After doing a quick check of each candidate's website or blurb in the newspapers, I came up with my list. At least one Republican, Democrat, and Independent (in a race where party could be listed) candidate received my vote. I generally write in a candidate when someone runs unopposed and continued that trend today. As for the rest, these were my criteria:
-One-party rule is a bad thing; in Fairfax County this means that Republicans get a +1 in my consideration
-If they're a challenged incumbent and seem to have been doing an okay (no positions to which I strongly object) job, they get my vote. The other side of this is that I'll risk a new guy if the incumbent is incompetent or seems to be in it for his own gain (like a certain incumbent who seems to be using his legitimate authority to reclassify objectionable things as nonobjectionable and look better to those who don't look too closely)
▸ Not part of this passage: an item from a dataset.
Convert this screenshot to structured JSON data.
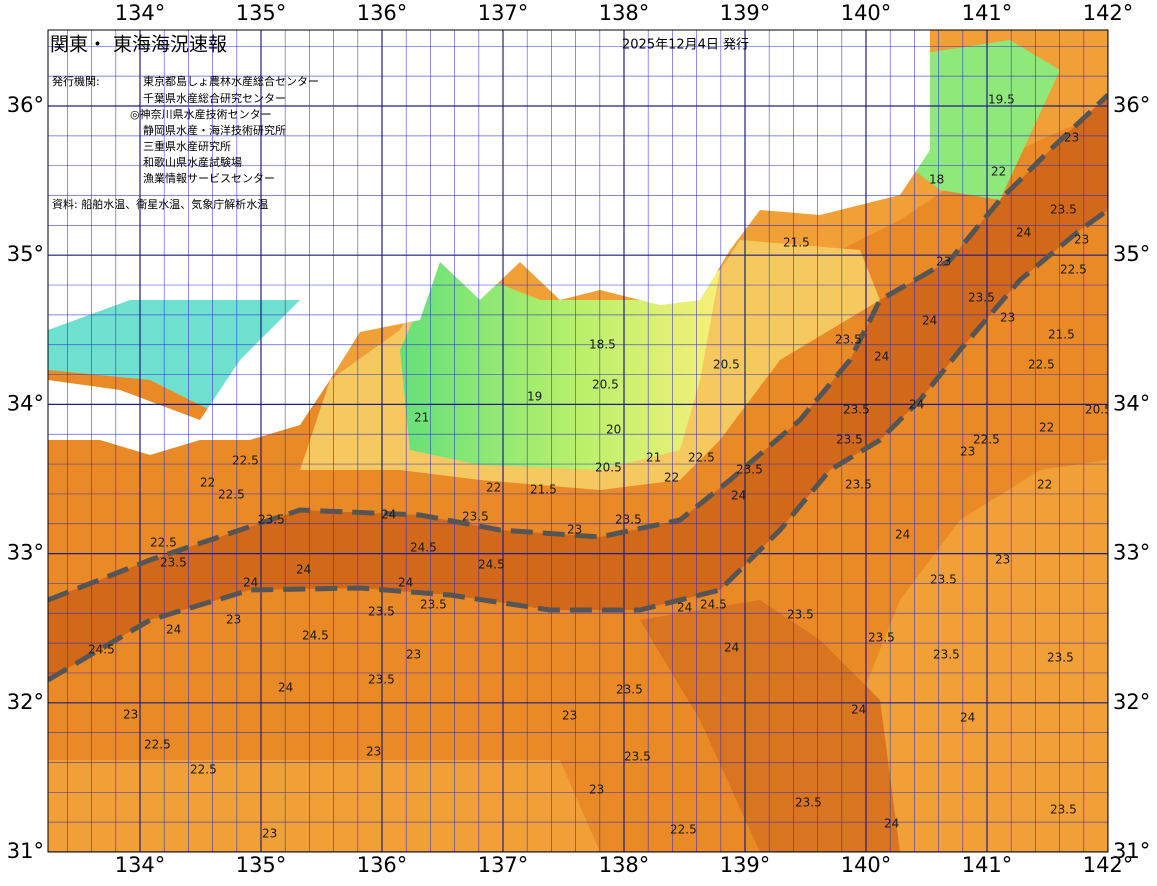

-Competency is good; being a busybody is bad
-Being a veteran gives you bonus points in my consideration, as does having a family and being a member of a church
So with all that in mind I went in to vote absentee-in-person at one of the satellite government centers. The hours for doing this are all day at the main government center and at the satellite centers on Saturday, but only 3:30-7:30 on weekdays. I couldn't find the polling station and had the following conversation with the receptionist:
Me: "Um, hi. I was wondering where I could go vote absentee-in-person."
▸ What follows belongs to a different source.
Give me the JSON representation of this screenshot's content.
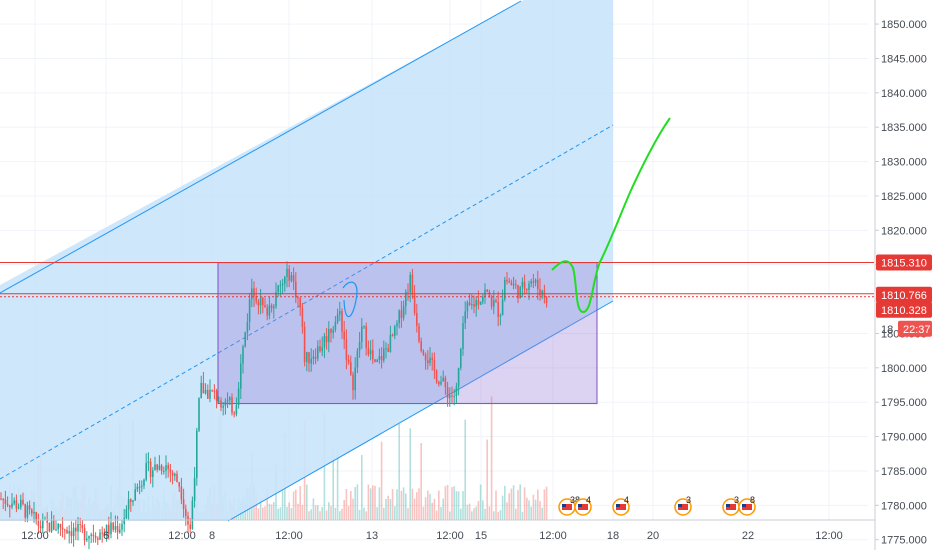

Receptionist: "You can do it here, but not until 3:30."
Me: "Wait, what?"
Receptionist: "The station doesn't open until 3:30 during the week."
Me: "Isn't today Saturday?"
Receptionist: [blinks] "You're joking."
Me: "Oh. That's right; I'm usually only here on the weekends."
Now, in my defense, I had originally been planning to be back on Saturday, not Wednesday. Since my 5PM class yesterday had been cancelled it felt like a weekend. In any case, I drove to the main government center in Fairfax and voted there. They gave me a sticker.
I encourage you to take an hour and do a quick once-over of the candidates for any local races you have coming up. Tuesday is election day; you should have the day off. A lot of these races only garner a few thousand votes (if that), and every election you hear of some race that got won by a handful of votes (sometimes even a single vote).
[As for the song, "gabber robots" seems like a decent description of politicians to me (especially Al Gore and Mitt Romney). Okay, that parenthetical remark was kind of a cheap shot. To make up for it, I present an internet fad that occurred during my Freshman year of college: All Your Base Are Belong To Us. The video is the first part of a horribly mistranslated Japanese video game, followed by a lot of photoshopping. The music is called "Invasion of the Gabber Robots" and is actually a pretty good, if sad, song if you like that style. Why sad? It's sad because the good guys lose. This takes some knowledge of both video games and some creativity, but bear with me. The driving pulse is the relentless, monolithic enemy. The high-pitched melodic line is the "good guys." Everything else is "mood" and tells the story. Listening to the melodic line, at around 2:10 you have the good guys doing well. They're not doing anything seriously harmful, but are doing the equivalent of dispatching the ineffective minions of the enemy. At about 2:33, they start doing real damage and you begin to think that they've got a chance. At 2:46, however, it becomes apparent that their efforts are futile; they're doomed no matter what. At 3:10 the good guys are continuing the fight, even though they know there's no hope of victory. After their theme dies out, there's a pause...and now you know that whatever the good guys were defending is now facing the enemy themselves.
Okay, so maybe it's just a song. Still, I like the story. Insert Battlestar Galactica references if you'd like.]